Но это мой талант, и мир не перевернется, если я лишний раз его использую. К тому же сегодня я уже нарушила правила, читая вещи Бена, так что лишнее нарушение погоды не сделает. Я расчищаю место на полу, и стоит моим пальцам коснуться половиц, как он отзывается низким гудением. Здесь, во Внешнем мире, полы — лучшие хранилища информации.

Я тянусь, и пальцы начинает покалывать. Холодная немота проникает в мои руки и поднимается до локтей, и граница между полом и моей кожей растворяется. Перед моими закрытыми глазами комната обретает свои очертания — вроде бы такая же, но уже не та. Сначала я вижу саму себя, разглядывающую коробку с вещами Бена. Все цвета словно выгорели, и картинка кажется мутноватой, как рисунок на песке — она уже начала блекнуть.

Ухватившись покрепче, я начинаю переключаться на более ранние воспоминания.

Они проматываются как пленка на проекторе.

Время отступает, и комната наполняется тенями, которые двигаются по полу, перехлестывая друг друга и снова расходясь. Коробки исчезают, и в комнате пусто. Но это не конец. За пологом мрака я чувствую другие воспоминания и начинаю проматывать быстрее, разыскивая других людей и другие истории. Ничего, снова ничего, и затем вспыхивают воспоминания.

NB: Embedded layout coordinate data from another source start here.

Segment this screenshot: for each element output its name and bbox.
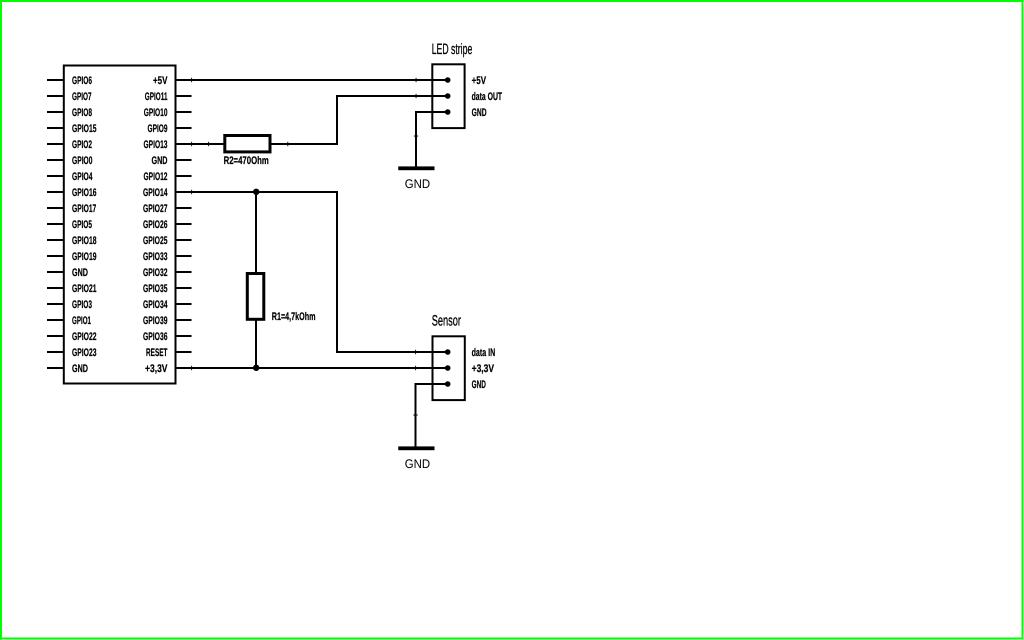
- right pin stubs (19 wires): [176, 80, 192, 368]
- svg-text:+5V: +5V: [472, 75, 487, 87]
- svg-text:GPIO16: GPIO16: [72, 187, 97, 199]
- J1 pin 1 dot: [445, 77, 451, 83]
- svg-text:GPIO4: GPIO4: [72, 171, 93, 183]
- svg-text:GPIO15: GPIO15: [72, 123, 97, 135]
- svg-text:GPIO3: GPIO3: [72, 299, 92, 311]
- svg-text:data IN: data IN: [472, 347, 496, 359]
- svg-text:+3,3V: +3,3V: [145, 363, 168, 375]
- resistor R2 body: [225, 136, 270, 152]
- left pin stubs (19 wires): [47, 80, 63, 368]
- resistor R1 body: [247, 274, 263, 320]
- connector J1 LED stripe body: [432, 64, 464, 128]
- J2 pin 2 dot: [445, 365, 451, 371]
- svg-text:GPIO11: GPIO11: [145, 91, 168, 103]
- svg-text:Sensor: Sensor: [432, 312, 461, 329]
- ground symbol (Sensor): [398, 446, 434, 450]
- wire R2 right terminal horizontal segment: [271, 143, 338, 145]
- wire +3,3V: IC +3,3V pin to Sensor pin 2: [176, 367, 448, 369]
- svg-text:GND: GND: [472, 107, 487, 119]
- svg-text:data OUT: data OUT: [472, 91, 503, 103]
- svg-text:R1=4,7kOhm: R1=4,7kOhm: [272, 311, 316, 323]
- svg-text:GPIO17: GPIO17: [72, 203, 96, 215]
- svg-text:R2=470Ohm: R2=470Ohm: [224, 155, 269, 167]
- svg-text:GPIO14: GPIO14: [143, 187, 168, 199]
- J2 pin 1 dot: [445, 349, 451, 355]
- wire R1 branch vertical (GPIO14 node down through R1 to +3,3V node): [255, 192, 257, 368]
- svg-text:GPIO22: GPIO22: [72, 331, 97, 343]
- svg-text:GND: GND: [152, 155, 168, 167]
- wire LED stripe GND pin stub: [416, 111, 448, 113]
- svg-text:GPIO33: GPIO33: [143, 251, 168, 263]
- wire data IN vertical segment: [336, 191, 338, 353]
- wire LED stripe ground vertical: [415, 111, 417, 168]
- svg-text:GPIO25: GPIO25: [143, 235, 168, 247]
- J2 pin 3 dot: [445, 381, 451, 387]
- svg-text:GPIO32: GPIO32: [143, 267, 168, 279]
- wire Sensor GND pin stub: [416, 383, 448, 385]
- svg-text:GPIO1: GPIO1: [72, 315, 91, 327]
- svg-text:GPIO39: GPIO39: [143, 315, 168, 327]
- svg-text:GPIO36: GPIO36: [143, 331, 168, 343]
- svg-text:GPIO18: GPIO18: [72, 235, 97, 247]
- wire data OUT vertical segment: [336, 96, 338, 143]
- svg-text:GPIO21: GPIO21: [72, 283, 97, 295]
- svg-text:GPIO12: GPIO12: [144, 171, 168, 183]
- J1 pin 3 dot: [445, 109, 451, 115]
- wire Sensor ground vertical: [415, 383, 417, 448]
- svg-text:GPIO7: GPIO7: [72, 91, 92, 103]
- wire GPIO14 horizontal segment: [176, 191, 338, 193]
- wire endpoint ticks: [191, 78, 418, 416]
- svg-text:GPIO9: GPIO9: [148, 123, 168, 135]
- svg-text:GPIO23: GPIO23: [72, 347, 97, 359]
- ground symbol (LED stripe): [398, 166, 434, 170]
- svg-text:+5V: +5V: [153, 75, 168, 87]
- J1 pin 2 dot: [445, 93, 451, 99]
- connector J2 Sensor body: [433, 336, 465, 400]
- svg-text:LED stripe: LED stripe: [432, 41, 473, 58]
- svg-text:GND: GND: [72, 363, 88, 375]
- svg-text:GPIO6: GPIO6: [72, 75, 92, 87]
- svg-text:GPIO10: GPIO10: [144, 107, 168, 119]
- svg-text:GPIO35: GPIO35: [143, 283, 168, 295]
- svg-text:GPIO2: GPIO2: [72, 139, 92, 151]
- svg-text:GND: GND: [72, 267, 88, 279]
- IC U1 ESP32 GPIO header body: [64, 66, 176, 384]
- svg-text:GPIO13: GPIO13: [144, 139, 168, 151]
- junction node +3,3V/R1: [253, 365, 259, 371]
- svg-text:GND: GND: [405, 177, 430, 191]
- svg-text:GPIO5: GPIO5: [72, 219, 92, 231]
- svg-text:GPIO8: GPIO8: [72, 107, 92, 119]
- svg-text:GPIO34: GPIO34: [143, 299, 168, 311]
- wire data OUT horizontal segment to LED stripe pin 2: [336, 95, 448, 97]
- svg-text:RESET: RESET: [146, 347, 168, 359]
- svg-text:GND: GND: [472, 379, 486, 391]
- wire data IN horizontal segment to Sensor pin 1: [336, 351, 448, 353]
- svg-text:GND: GND: [405, 457, 430, 471]
- svg-text:GPIO0: GPIO0: [72, 155, 93, 167]
- svg-text:GPIO27: GPIO27: [143, 203, 168, 215]
- svg-text:GPIO19: GPIO19: [72, 251, 97, 263]
- svg-text:GPIO26: GPIO26: [143, 219, 168, 231]
- junction node GPIO14/R1: [253, 189, 259, 195]
- wire +5V: IC +5V pin to LED stripe pin 1: [176, 79, 448, 81]
- wire GPIO13 to R2 left terminal: [176, 143, 224, 145]
- svg-text:+3,3V: +3,3V: [472, 363, 495, 375]
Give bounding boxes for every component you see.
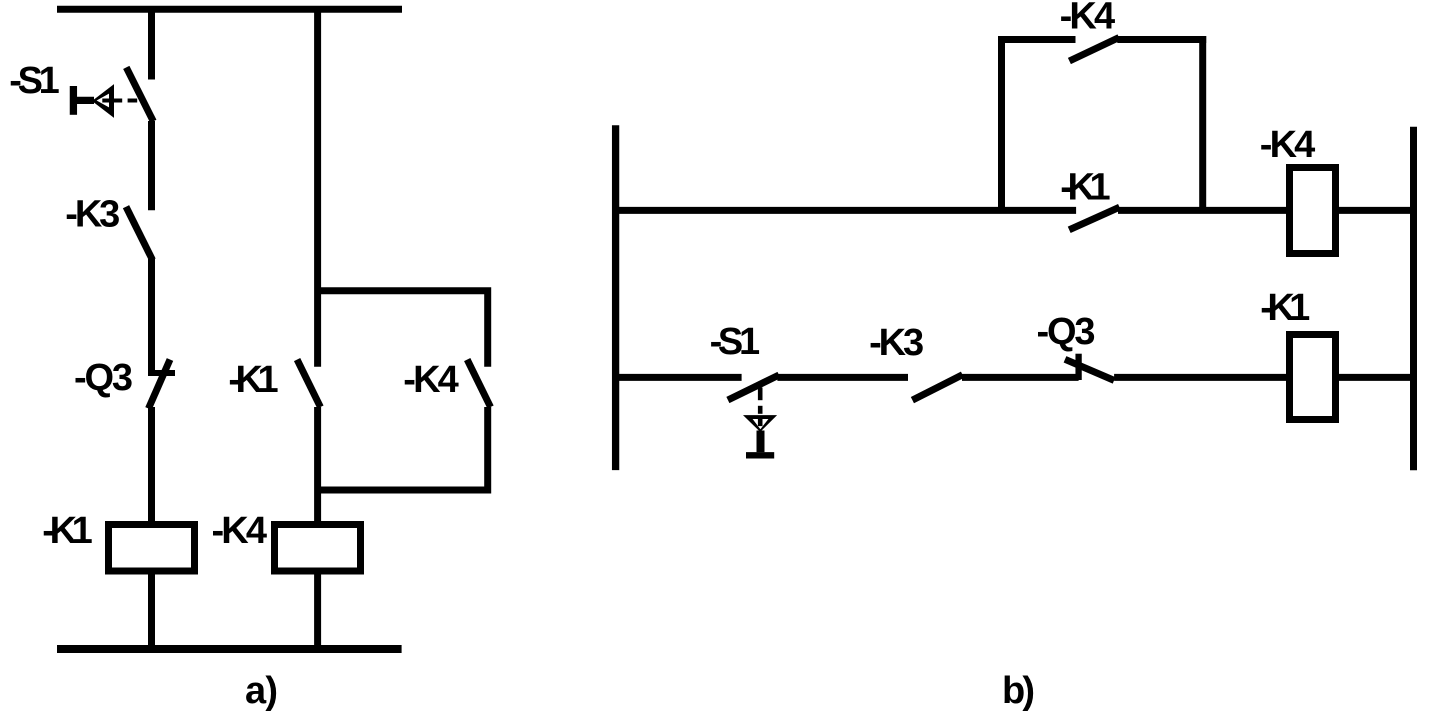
svg-text:-K1: -K1 — [1260, 287, 1310, 329]
actuator triangle (circuit b) — [743, 415, 777, 432]
actuator stem (circuit b) — [757, 431, 765, 453]
actuator dash 1 (circuit b) — [758, 388, 763, 401]
parallel branch lower wire — [318, 407, 488, 490]
bottom rung wire second segment — [777, 374, 908, 381]
actuator of -S1 stem — [71, 97, 95, 104]
svg-text:-K1: -K1 — [42, 510, 93, 552]
svg-text:b): b) — [1002, 670, 1035, 712]
pushbutton contact -S1 blade — [126, 67, 153, 121]
svg-text:-K4: -K4 — [1060, 0, 1116, 38]
svg-text:-Q3: -Q3 — [1037, 311, 1096, 353]
contact -K4 blade (top branch) — [1069, 38, 1119, 62]
svg-text:-K3: -K3 — [869, 322, 924, 364]
NC contact -Q3 blade — [149, 360, 171, 409]
actuator triangle notch (circuit b) — [753, 419, 769, 429]
svg-text:-K4: -K4 — [1260, 124, 1316, 166]
actuator link dash 2 — [128, 99, 138, 103]
top rung wire right — [1339, 207, 1414, 214]
wire between -Q3 and coil -K1 — [148, 407, 155, 521]
contact -K4 blade (circuit a) — [467, 360, 490, 407]
wire between -S1 and -K3 — [148, 121, 155, 210]
actuator T-bar (circuit b) — [746, 452, 774, 458]
wire between -K3 and -Q3 — [148, 259, 155, 376]
top supply rail (circuit a) — [57, 6, 402, 13]
wire right branch upper segment — [314, 6, 321, 367]
actuator dash 2 (circuit b) — [758, 406, 763, 414]
parallel branch upper wire — [318, 291, 488, 367]
wire left branch upper segment — [148, 6, 155, 80]
svg-text:-Q3: -Q3 — [74, 357, 133, 399]
bottom rung wire third segment — [962, 374, 1079, 381]
actuator dash inside triangle — [758, 419, 763, 426]
bottom rung wire right — [1339, 374, 1414, 381]
NC contact -Q3 seat — [148, 370, 175, 376]
bottom supply rail (circuit a) — [57, 645, 402, 653]
right rail (circuit b) — [1410, 127, 1417, 471]
svg-text:-K4: -K4 — [212, 510, 268, 552]
svg-text:-K1: -K1 — [1060, 167, 1111, 209]
branch top wire right — [1117, 36, 1206, 43]
bottom rung wire fourth segment — [1114, 374, 1286, 381]
branch vertical left — [998, 36, 1005, 210]
contact -K3 blade — [126, 207, 153, 260]
wire between -K1 contact and coil -K4 — [314, 407, 321, 521]
coil -K4 (circuit b) — [1290, 168, 1336, 254]
pushbutton -S1 blade (circuit b) — [728, 375, 779, 400]
svg-text:-K4: -K4 — [403, 359, 459, 401]
actuator link dash 1 — [102, 99, 122, 103]
svg-text:-S1: -S1 — [9, 60, 60, 102]
top rung wire middle — [1118, 207, 1286, 214]
bottom rung wire left — [612, 374, 742, 381]
actuator of -S1 triangle notch — [97, 94, 109, 108]
branch vertical right — [1199, 36, 1206, 210]
wire coil -K1 to bottom rail — [148, 575, 155, 650]
coil -K1 — [109, 525, 195, 572]
contact -K1 blade (circuit b) — [1069, 207, 1119, 230]
actuator of -S1 (T-bar) — [70, 86, 77, 115]
left rail (circuit b) — [612, 125, 619, 470]
coil -K4 — [275, 525, 361, 572]
branch top wire left — [998, 36, 1076, 43]
contact -K3 blade (circuit b) — [912, 375, 962, 400]
top rung wire left — [612, 207, 1076, 214]
actuator of -S1 triangle — [92, 84, 114, 118]
NC contact -Q3 seat (circuit b) — [1075, 354, 1081, 380]
coil -K1 (circuit b) — [1290, 335, 1336, 420]
svg-text:-K1: -K1 — [228, 359, 278, 401]
contact -K1 blade (circuit a) — [297, 360, 320, 407]
svg-text:-S1: -S1 — [710, 321, 761, 363]
svg-text:-K3: -K3 — [65, 194, 120, 236]
wire coil -K4 to bottom rail — [314, 575, 321, 650]
svg-text:a): a) — [245, 670, 278, 712]
NC contact -Q3 blade (circuit b) — [1065, 359, 1114, 380]
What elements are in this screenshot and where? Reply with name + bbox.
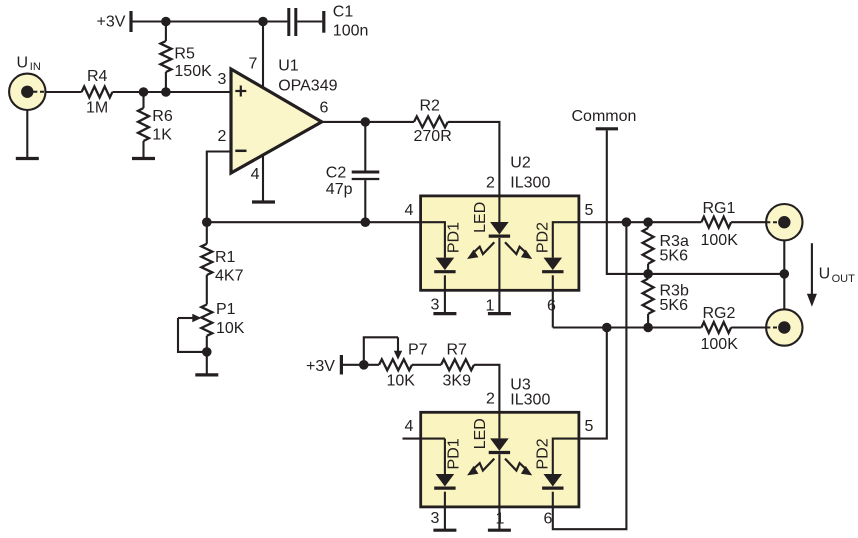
op-amp U1	[231, 57, 338, 173]
wire U1 output	[322, 121, 414, 123]
node P7 junction	[359, 360, 369, 370]
svg-text:4K7: 4K7	[215, 268, 244, 285]
svg-text:LED: LED	[472, 418, 489, 449]
svg-text:1M: 1M	[86, 100, 108, 117]
svg-text:7: 7	[249, 56, 258, 73]
svg-text:6: 6	[547, 298, 556, 315]
U3 labels	[510, 377, 550, 409]
U3 pin 4 label	[405, 418, 414, 435]
wire U2 pin6 net	[553, 326, 702, 328]
resistor RG1	[701, 200, 739, 249]
svg-text:LED: LED	[472, 202, 489, 233]
svg-text:150K: 150K	[174, 63, 212, 80]
wire R7 to U3 pin2	[474, 365, 499, 413]
svg-text:OPA349: OPA349	[278, 77, 337, 94]
U3 pin 5 label	[585, 418, 594, 435]
power +3V (top)	[97, 11, 132, 32]
U2 pin 6 label	[547, 298, 556, 315]
node Common label	[572, 108, 637, 125]
svg-text:IL300: IL300	[510, 392, 550, 409]
node output junction	[361, 117, 371, 127]
svg-text:Common: Common	[572, 108, 637, 125]
wire U1 pin7	[262, 22, 264, 89]
svg-text:R5: R5	[174, 46, 195, 63]
svg-text:R4: R4	[87, 68, 108, 85]
wire P1 to ground	[206, 336, 208, 375]
U3 photodiode PD1	[421, 438, 463, 530]
wire RG1 to connector	[731, 221, 766, 223]
svg-text:R1: R1	[215, 249, 236, 266]
svg-text:C1: C1	[333, 4, 354, 21]
U2 pin 1 label	[486, 298, 495, 315]
svg-text:3: 3	[218, 71, 227, 88]
power +3V (bottom)	[306, 355, 341, 375]
wire U3 pin5 to lower net	[579, 328, 607, 439]
svg-text:2: 2	[486, 391, 495, 408]
svg-text:PD2: PD2	[534, 438, 551, 469]
resistor R7	[441, 342, 474, 390]
svg-text:1: 1	[486, 298, 495, 315]
svg-text:10K: 10K	[387, 373, 416, 390]
node rail junctions	[161, 17, 268, 27]
U2 pin 2 label	[486, 175, 495, 192]
U3 pin 2 label	[486, 391, 495, 408]
svg-text:100K: 100K	[701, 232, 739, 249]
node U_IN label	[17, 55, 41, 74]
svg-text:IN: IN	[30, 61, 41, 73]
ground (U2 pin3)	[433, 312, 456, 315]
svg-text:6: 6	[320, 99, 329, 116]
wire RG2 to connector	[731, 326, 766, 328]
pin 3 label	[218, 71, 227, 88]
svg-text:OUT: OUT	[832, 273, 856, 285]
ground (input)	[16, 157, 39, 160]
ground (U3 pin3)	[433, 529, 456, 532]
resistor R4	[82, 68, 113, 117]
wire +3V rail	[133, 20, 288, 22]
connector U_IN	[9, 74, 45, 110]
svg-text:270R: 270R	[414, 128, 452, 145]
node input junction	[139, 87, 171, 97]
wire input connector ground stub	[26, 110, 28, 159]
node pin5 junctions	[622, 217, 653, 227]
svg-text:1K: 1K	[152, 127, 172, 144]
svg-text:U1: U1	[278, 57, 299, 74]
wire R1 to P1	[206, 275, 208, 305]
svg-text:2: 2	[486, 175, 495, 192]
svg-text:6: 6	[544, 511, 553, 528]
svg-text:PD2: PD2	[534, 222, 551, 253]
wire input to R4	[46, 91, 82, 93]
svg-text:PD1: PD1	[445, 438, 462, 469]
ground (U3 pin1)	[488, 529, 511, 532]
wire U2 pin5 net	[579, 221, 702, 223]
U3 LED	[472, 412, 510, 530]
wire U1 pin2 (inverting input)	[207, 152, 231, 223]
svg-text:100n: 100n	[333, 23, 369, 40]
node mid junctions	[643, 269, 789, 279]
wire +3V to P7	[343, 364, 379, 366]
svg-text:R2: R2	[420, 98, 441, 115]
svg-text:47p: 47p	[326, 181, 353, 198]
connector U_OUT top	[766, 204, 802, 240]
svg-text:U: U	[17, 55, 29, 72]
node U_OUT arrow	[807, 243, 855, 307]
svg-text:4: 4	[251, 166, 260, 183]
optocoupler U2 box	[421, 196, 579, 290]
U2 photodiode PD2	[534, 222, 579, 328]
svg-text:RG2: RG2	[703, 305, 736, 322]
pin 2 label	[218, 128, 227, 145]
svg-text:5: 5	[585, 202, 594, 219]
wire output loop	[783, 241, 785, 310]
svg-text:2: 2	[218, 128, 227, 145]
U3 pin 3 label	[431, 510, 440, 527]
svg-text:U: U	[819, 266, 831, 283]
U2 pin 5 label	[585, 202, 594, 219]
ground (P1)	[195, 373, 218, 376]
svg-text:R6: R6	[152, 108, 173, 125]
svg-text:+3V: +3V	[97, 14, 126, 31]
U2 pin 3 label	[431, 297, 440, 314]
svg-text:10K: 10K	[216, 320, 245, 337]
U2 labels	[510, 155, 550, 192]
resistor R1	[201, 222, 243, 284]
wire P7 to R7	[412, 364, 441, 366]
potentiometer P1	[178, 301, 245, 352]
U2 LED	[472, 196, 510, 314]
svg-text:P7: P7	[408, 342, 428, 359]
svg-text:4: 4	[405, 418, 414, 435]
U3 photodiode PD2	[534, 438, 579, 488]
svg-text:R7: R7	[447, 342, 468, 359]
U3 light arrows	[467, 459, 532, 476]
wire R4 to opamp	[112, 91, 231, 93]
ground (U1 pin4)	[252, 200, 275, 203]
node P1 wiper junction	[202, 347, 212, 357]
resistor R2	[414, 98, 452, 146]
U3 pin 6 label	[544, 511, 553, 528]
svg-text:5: 5	[585, 418, 594, 435]
svg-text:P1: P1	[216, 301, 236, 318]
svg-text:IL300: IL300	[510, 175, 550, 192]
wire Common	[607, 130, 648, 274]
resistor R3a	[643, 222, 689, 274]
resistor R5	[160, 22, 212, 93]
svg-text:U2: U2	[510, 155, 531, 172]
wire feedback	[207, 221, 421, 223]
optocoupler U3 box	[421, 412, 579, 507]
svg-text:PD1: PD1	[445, 222, 462, 253]
U2 light arrows	[467, 242, 532, 259]
pin 6 label	[320, 99, 329, 116]
wire mid to output loop	[648, 273, 784, 275]
svg-text:RG1: RG1	[703, 200, 736, 217]
capacitor C1	[289, 4, 369, 40]
svg-text:+3V: +3V	[306, 358, 335, 375]
resistor R6	[138, 92, 173, 159]
svg-text:4: 4	[405, 202, 414, 219]
U2 photodiode PD1	[421, 222, 463, 314]
potentiometer P7	[364, 337, 428, 389]
svg-text:3: 3	[431, 297, 440, 314]
U3 pin 1 label	[496, 511, 505, 528]
U2 pin 4 label	[405, 202, 414, 219]
wire U1 pin4	[262, 154, 264, 202]
wire R2 to U2 pin2	[448, 122, 500, 196]
wire U3 pin6 to pin5 net	[553, 222, 627, 529]
node feedback junctions	[202, 217, 370, 227]
svg-text:C2: C2	[326, 165, 347, 182]
wire U3 pin4 stub	[403, 438, 421, 440]
pin 7 label	[249, 56, 258, 73]
resistor RG2	[701, 305, 739, 353]
power Common terminal	[596, 127, 618, 130]
svg-text:5K6: 5K6	[660, 248, 689, 265]
capacitor C2	[326, 122, 380, 222]
ground (R6)	[132, 157, 155, 160]
svg-text:3: 3	[431, 510, 440, 527]
pin 4 label	[251, 166, 260, 183]
node pin6 junctions	[602, 323, 653, 333]
ground (U2 pin1)	[488, 312, 511, 315]
connector U_OUT bottom	[766, 309, 802, 345]
svg-text:3K9: 3K9	[443, 373, 472, 390]
svg-text:100K: 100K	[701, 336, 739, 353]
svg-text:5K6: 5K6	[660, 297, 689, 314]
resistor R3b	[643, 274, 689, 328]
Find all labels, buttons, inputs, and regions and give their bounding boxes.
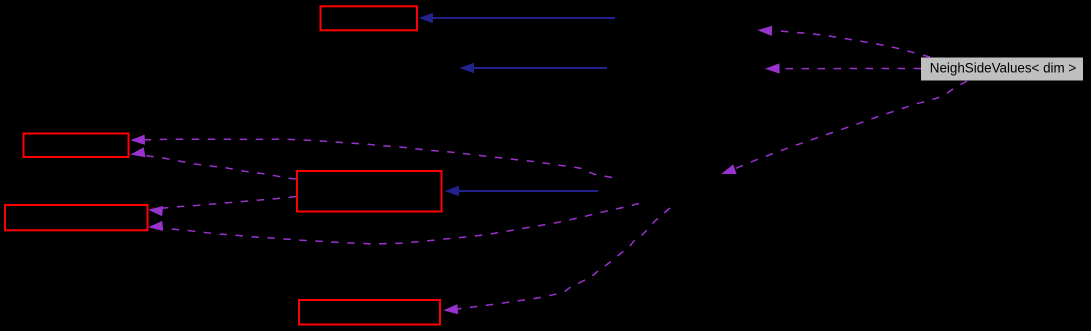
left red box 1 (truncated class) xyxy=(24,134,129,158)
inheritance arrow from invisible node N3 to middle box B xyxy=(445,186,599,196)
usage edge from NeighSideValues to invisible node N1 xyxy=(758,26,931,57)
usage edge from middle box B to left box 2 xyxy=(148,197,296,217)
usage edge from middle box B to left box 1 xyxy=(130,147,296,179)
usage edge from NeighSideValues to invisible node N2 xyxy=(765,63,921,73)
usage edge from invisible node N3 to left box 1 xyxy=(130,135,612,178)
left red box 2 (truncated class) xyxy=(5,205,148,230)
svg-text:NeighSideValues< dim >: NeighSideValues< dim > xyxy=(930,60,1077,75)
middle red box B (truncated class, two lines) xyxy=(297,171,442,212)
bottom red box (truncated class) xyxy=(299,300,440,325)
top red box (truncated class) xyxy=(321,6,418,30)
inheritance arrow from invisible node N2b to invisible node N2a xyxy=(460,63,608,73)
usage edge from invisible node N3 to left box 2 xyxy=(148,204,639,244)
current node NeighSideValues< dim > xyxy=(921,58,1083,81)
usage edge from NeighSideValues to invisible node N3 xyxy=(721,81,967,174)
usage edge from invisible node N3 to bottom box xyxy=(443,208,670,314)
inheritance arrow from invisible node N1 to top red box xyxy=(419,13,616,23)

Ровные поверхности удерживают два типа воспоминаний: выжженные силой эмоций и запечатленные повтором, и выглядят они по-разному. Первые — яркие, четкие, резкие. А эта комната полна картинками второго типа: тусклыми, долгими днями привычки, оттиснутыми на поверхности: годы, сжатые в моменты, так что все вместе это походит на слайд-шоу. Я вижу выцветшие кадры: стол темного дерева, стеллажи с книгами, мужчина, ходящий между ними, как маятник, и женщина, вытянувшаяся на диване, — какая-то пара в годах. Изображение становится немного ярче, когда они ссорятся, но стоит женщине захлопнуть дверь, как цвета снова блекнут, а затем снова наступает темнота.

Долгая, непроницаемая темнота.

И все же я чувствую что-то под ее покровом.

Что-то яркое, живое, подающее надежды.

Немота поднимается выше по моим рукам и добирается до груди, а я сильнее прижимаю ладони к половицам и тянусь через темноту. У меня в глазницах возникает тупая боль, и чернота наконец уступает свету и памяти. Я слишком сильно отмотала. Сцены сменяют одна другую слишком быстро, превращаясь в размытые кляксы, и мне приходится вытягивать время до тех пор, пока оно не замедлится, и навалиться на него, чтобы оно, содрогнувшись, наконец замерло.

Я понимаю, что стою на коленях посреди комнаты, которая моя и не моя одновременно.

Я собираюсь мотать дальше, но что-то меня останавливает. На полу, в полуметре от меня, какая-то темная лужа и осколки стекла. Я поднимаю голову.

Комната на первый взгляд кажется милой и немного старомодной: все нежное, светлая мебель с мелкими цветочками… Но белье на постели беспорядочно смято, а содержимое шкафа — книги и безделушки — перевернуто вверх дном. Я ищу дату, так, как учил дед — собираю хлебные крошки с земли, оставляю закладки — на случай, если понадобится вернуться, и вижу на столе маленький календарь, но могу различить только надпись «март», а года не вижу. Я ищу другие «говорящие» признаки: синее платье, слишком яркое для выцветшего воспоминания, перекинуто через маленький стул. На прикроватном столике лежит книга в черной обложке.

В моей груди появляется сосущее чувство, когда я мотаю воспоминание вперед, и в комнату входит молодой парень. Вся его рубашка, как и руки до самых локтей, залита той же темной жидкостью. Она капает с его пальцев, и даже через мутную призму времени я могу разглядеть, что это кровь.

Он смотрит на свою кожу с таким выражением, будто готов вылезти из нее.

Покачнувшись, он падает на колени рядом со мной, и несмотря на то, что он не может ко мне прикоснуться, несмотря на то, что меня на самом деле там нет, я невольно отшатываюсь прочь, стараясь не отрывать руки от пола. Парень тем временем вытирает руки о рубашку. Он ненамного старше меня — вряд ли ему больше девятнадцати. Его темные волосы зачесаны назад, но некоторые пряди падают на лицо, когда он начинает раскачиваться взад-вперед. Его губы движутся, но голоса крайне редко сохраняются в воспоминаниях, и все, что я слышу, — пшпшпш, как радиопомехи.

— Маккензи! — зовет мама. Ее голос, далекий и словно нереальный, искажен слоем времени.